Coisas Espantosas
Aires da Mata Machado Filho

04 de julho de 1965

Na temática do conto brasileiro, do próprio conto universal, desenvolve-se copiosamente o ciclo da inadaptação à cidade pequena. Inconformado com a mesmice das situações e dos enredos, Murilo Rubião entendeu de personificar em dragões esse desajustamento, no seu “Os Dragões e Outros Contos” (Edições M P Movimento-Perspectiva, Belo Horizonte, 1965). Ainda quando volta ao descompasso entre a gente de fora e a cidadezinha, em “Dom José Não Era”, com tipos já isentos de exagerada fantasia, a suspicácia interiorana, que tudo pode, manifesta-se naquilo que, ao cabo, constitui o seu forte – o gosto das coisas espantosas.

No segundo conto, urde-se a efabulação em torno das relações sutis, mantidas entre o homem e um coelhinho de nome Teleco. Pode ver-se, na delicada criatura, que enorme pensão veio a dar ao protetor, o símbolo do filho. O coelhinho cinzento, olhos meigos e tristes, sem dentes – metamorfose final depois de tais e tantas – representam os dois extremos da encantadora recriação. O ilogismo da presença de Teresa, seu tanto enigmática acrescenta nova complicação do inusitado. Em tudo e por tudo, realça a originalidade.

Curioso é que, ainda aceitos como tais, sem a desejada admissão de símbolos, esses e outros contos prendem o leitor. No tratamento estilístico aplicado a sucessão dos fatos transfere tudo para a região da poesia, mediante processos oníricos.
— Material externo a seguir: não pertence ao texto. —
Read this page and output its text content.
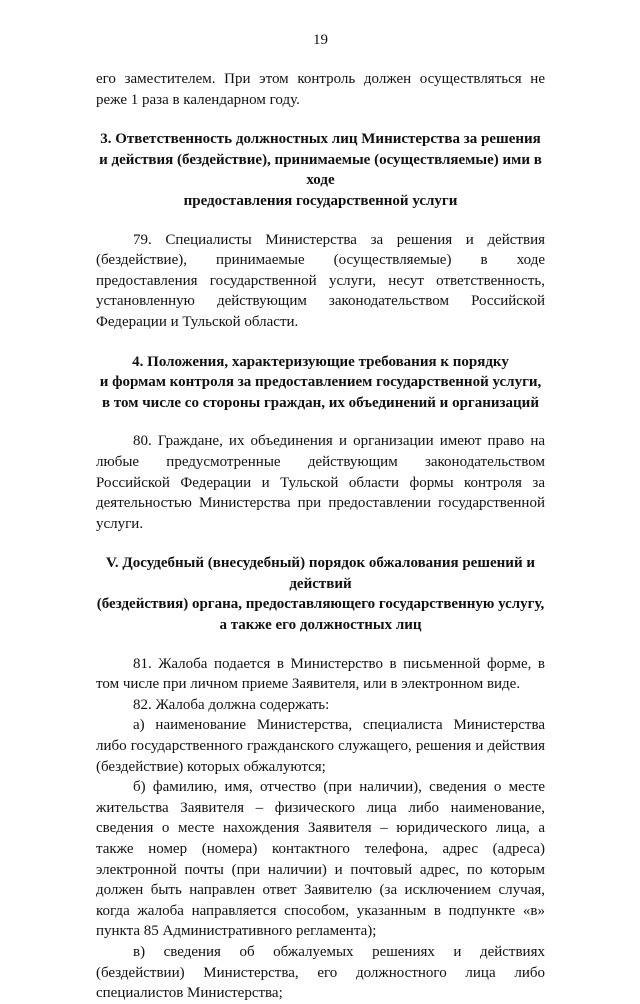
19

его заместителем. При этом контроль должен осуществляться не реже 1 раза в календарном году.

3. Ответственность должностных лиц Министерства за решения
и действия (бездействие), принимаемые (осуществляемые) ими в ходе
предоставления государственной услуги

79. Специалисты Министерства за решения и действия (бездействие), принимаемые (осуществляемые) в ходе предоставления государственной услуги, несут ответственность, установленную действующим законодательством Российской Федерации и Тульской области.

4. Положения, характеризующие требования к порядку
и формам контроля за предоставлением государственной услуги,
в том числе со стороны граждан, их объединений и организаций

80. Граждане, их объединения и организации имеют право на любые предусмотренные действующим законодательством Российской Федерации и Тульской области формы контроля за деятельностью Министерства при предоставлении государственной услуги.

V. Досудебный (внесудебный) порядок обжалования решений и действий
(бездействия) органа, предоставляющего государственную услугу,
а также его должностных лиц

81. Жалоба подается в Министерство в письменной форме, в том числе при личном приеме Заявителя, или в электронном виде.

82. Жалоба должна содержать:

а) наименование Министерства, специалиста Министерства либо государственного гражданского служащего, решения и действия (бездействие) которых обжалуются;

б) фамилию, имя, отчество (при наличии), сведения о месте жительства Заявителя – физического лица либо наименование, сведения о месте нахождения Заявителя – юридического лица, а также номер (номера) контактного телефона, адрес (адреса) электронной почты (при наличии) и почтовый адрес, по которым должен быть направлен ответ Заявителю (за исключением случая, когда жалоба направляется способом, указанным в подпункте «в» пункта 85 Административного регламента);

в) сведения об обжалуемых решениях и действиях (бездействии) Министерства, его должностного лица либо специалистов Министерства;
Previna-se, antes de mais nada, que o autor não recorre à metalinguagem, entretecida de achados surpreendentes. Naturalidade e fluência constituem as grandes virtudes de sua maneira de escrever. Entretem a plena consciência de que a prosa é arte, tão dificultosa, pelo menos, quanto a poesia. De par com o despojamento, assim na língua como no enredo, ressalta a maestria com que entra no assunto, esquivando preparativos desnecessários.
Nunca falta entre os dons do contista, em manifestação predominante, o senso da poesia. Há peças em que domina a tranqüila fruição do poema, como se fosse mesmo um “soneto em Prosa”.
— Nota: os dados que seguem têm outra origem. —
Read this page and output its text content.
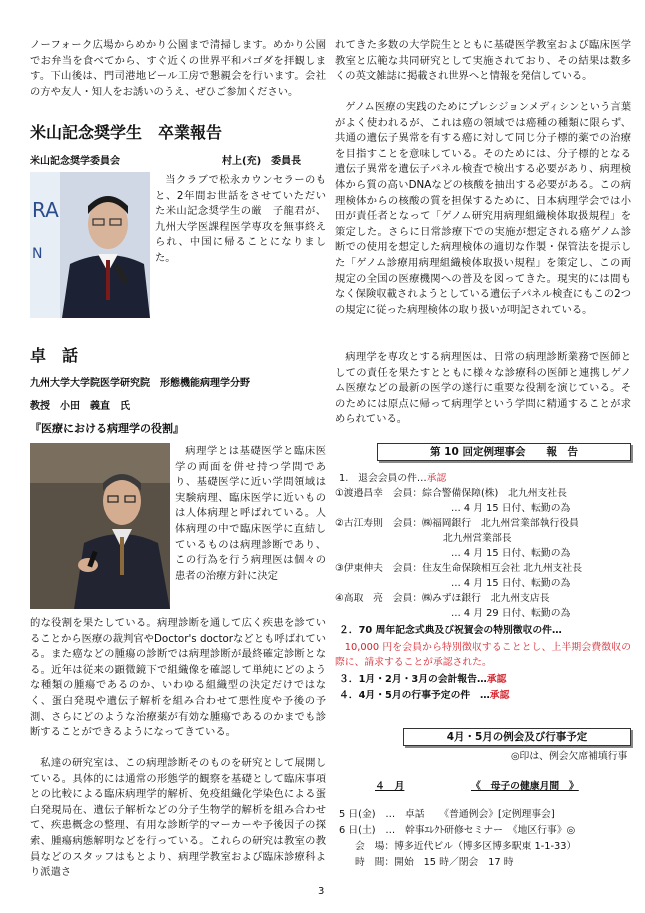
ノーフォーク広場からめかり公園まで清掃します。めかり公園でお弁当を食べてから、すぐ近くの世界平和パゴダを拝観します。下山後は、門司港地ビール工房で懇親会を行います。会社の方や友人・知人をお誘いのうえ、ぜひご参加ください。

米山記念奨学生　卒業報告
米山記念奨学委員会	村上(充)　委員長
RA
N

当クラブで松永カウンセラーのもと、2年間お世話をさせていただいた米山記念奨学生の厳　子龍君が、九州大学医課程医学専攻を無事終えられ、中国に帰ることになりました。

卓　話
九州大学大学院医学研究院　形態機能病理学分野
教授　小田　義直　氏
『医療における病理学の役割』

病理学とは基礎医学と臨床医学の両面を併せ持つ学問であり、基礎医学に近い学問領域は実験病理、臨床医学に近いものは人体病理と呼ばれている。人体病理の中で臨床医学に直結しているものは病理診断であり、この行為を行う病理医は個々の患者の治療方針に決定

的な役割を果たしている。病理診断を通して広く疾患を診ていることから医療の裁判官やDoctor's doctorなどとも呼ばれている。また癌などの腫瘍の診断では病理診断が最終確定診断となる。近年は従来の顕微鏡下で組織像を確認して単純にどのような種類の腫瘍であるのか、いわゆる組織型の決定だけではなく、蛋白発現や遺伝子解析を組み合わせて悪性度や予後の予測、さらにどのような治療薬が有効な腫瘍であるのかまでも診断することができるようになってきている。

私達の研究室は、この病理診断そのものを研究として展開している。具体的には通常の形態学的観察を基礎として臨床事項との比較による臨床病理学的解析、免疫組織化学染色による蛋白発現局在、遺伝子解析などの分子生物学的解析を組み合わせて、疾患概念の整理、有用な診断学的マーカーや予後因子の探索、腫瘍病態解明などを行っている。これらの研究は教室の教員などのスタッフはもとより、病理学教室および臨床診療科より派遣さ

れてきた多数の大学院生とともに基礎医学教室および臨床医学教室と広範な共同研究として実施されており、その結果は数多くの英文雑誌に掲載され世界へと情報を発信している。

ゲノム医療の実践のためにプレシジョンメディシンという言葉がよく使われるが、これは癌の領域では癌種の種類に限らず、共通の遺伝子異常を有する癌に対して同じ分子標的薬での治療を目指すことを意味している。そのためには、分子標的となる遺伝子異常を遺伝子パネル検査で検出する必要があり、病理検体から質の高いDNAなどの核酸を抽出する必要がある。この病理検体からの核酸の質を担保するために、日本病理学会では小田が責任者となって「ゲノム研究用病理組織検体取扱規程」を策定した。さらに日常診療下での実施が想定される癌ゲノム診断での使用を想定した病理検体の適切な作製・保管法を提示した「ゲノム診療用病理組織検体取扱い規程」を策定し、この両規定の全国の医療機関への普及を図ってきた。現実的には間もなく保険収載されようとしている遺伝子パネル検査にもこの2つの規定に従った病理検体の取り扱いが明記されている。

病理学を専攻とする病理医は、日常の病理診断業務で医師としての責任を果たすとともに様々な診療科の医師と連携しゲノム医療などの最新の医学の遂行に重要な役割を演じている。そのためには原点に帰って病理学という学問に精通することが求められている。

第 10 回定例理事会　　報　告
1.　退会会員の件…承認
①渡邉昌幸　会員：綜合警備保障(株)　北九州支社長
… 4 月 15 日付、転勤の為
②古江寿則　会員：㈱福岡銀行　北九州営業部執行役員
北九州営業部長
… 4 月 15 日付、転勤の為
③伊東伸夫　会員：住友生命保険相互会社 北九州支社長
… 4 月 15 日付、転勤の為
④高取　亮　会員：㈱みずほ銀行　北九州支店長
… 4 月 29 日付、転勤の為
２．70 周年記念式典及び祝賀会の特別徴収の件…

10,000 円を会員から特別徴収することとし、上半期会費徴収の際に、請求することが承認された。

３．1月・2月・3月の会計報告…承認
４．4月・5月の行事予定の件　…承認
4月・5月の例会及び行事予定
◎印は、例会欠席補填行事
４　月	《　母子の健康月間　》
5 日(金)　…　卓話　　《普通例会》[定例理事会]
6 日(土)　…　幹事ｴﾚｸﾄ研修セミナー　《地区行事》◎
会　場：博多近代ビル（博多区博多駅東 1-1-33）
時　間：開始　15 時／閉会　17 時
3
Contadores de Histórias, com mais ou menos graça, todos nós o somos, ou podemos sê-lo. Contista, ao que demonstra a fina arte de Murilo Rubião é o capaz de criar beleza literária por meio do conto, mas nunca em termos de banalidades. Tal concepção, é claro, não exclui outras ainda.
Dos vinte contos incluídos na coletânea, apenas oito são inteiramente novos. Figuram os restantes no primeiro livro do nosso autor, “O Ex Mágico”, publicado há quase vinte anos, em 1947. Quando percebi a mistura, que diga-se de passagem, estava a exigir um prefácio explicativo, terminava a leitura de “A casa do girassol vermelho” e já havia engolido como novos Bárbara, Elisa e A Noiva da Casa Azul. Isso não se explica unicamente como fraqueza de memória; resulta da revisão transformadora a que o autor submeteu os contos já inseridos no livro anterior.

As emendas, as mais das vezes, favorecem a expressão. Daqui, a freqüência de pequenas obras primas de aprimorado artesanato.

São alterações que dariam matéria a sugestivas discussões estilísticas.

Embora não raro profundas, eu gostaria que tivessem ido mais longe ainda, no final do conto intitulado “Os Três Nomes de Godofredo” que assim termina respectivamente, no texto primitivo e no atual:
“Desejava pensar no que me acontecerá amanhã e senti que a vida se repetia incessantemente, sem possibilidades de fuga, silêncio e solidão”. “Desejava pensar nos dias futuros e me veio o pressentimento de que a vida se repetirá incessantemente sem possibilidades de fuga, silêncio e solidão”.

Inegável a beleza do tríptico “Fuga, silêncio e solidão”. A versão adotada ainda melhor o evidenciaria, a meu ver, se prescindisse do vocabulário “possibilidades”. Vou além. Por mais que desse ao criador, cioso do feliz achado, o preferível seria suprimir essa conclusão desnecessária. Procedesse o autor como em outros casos, em que nem lhe foi preciso propriamente narrar, para que o conto se projetasse, em completa vitória de realização literária.
Se valeu a pena a incontestável procura da perfeição, depara-nos obra de escritor consciente, senhor de fino ouvido estilístico, além de original. Nem fique sem especial menção o débito aos processos e à linguagem da Bíblia. Também nisso o autor apresenta-se modelo a quantos penam e duram, na prática da esquiva arte de escrever, cujo aprendizado nunca chega a terminar.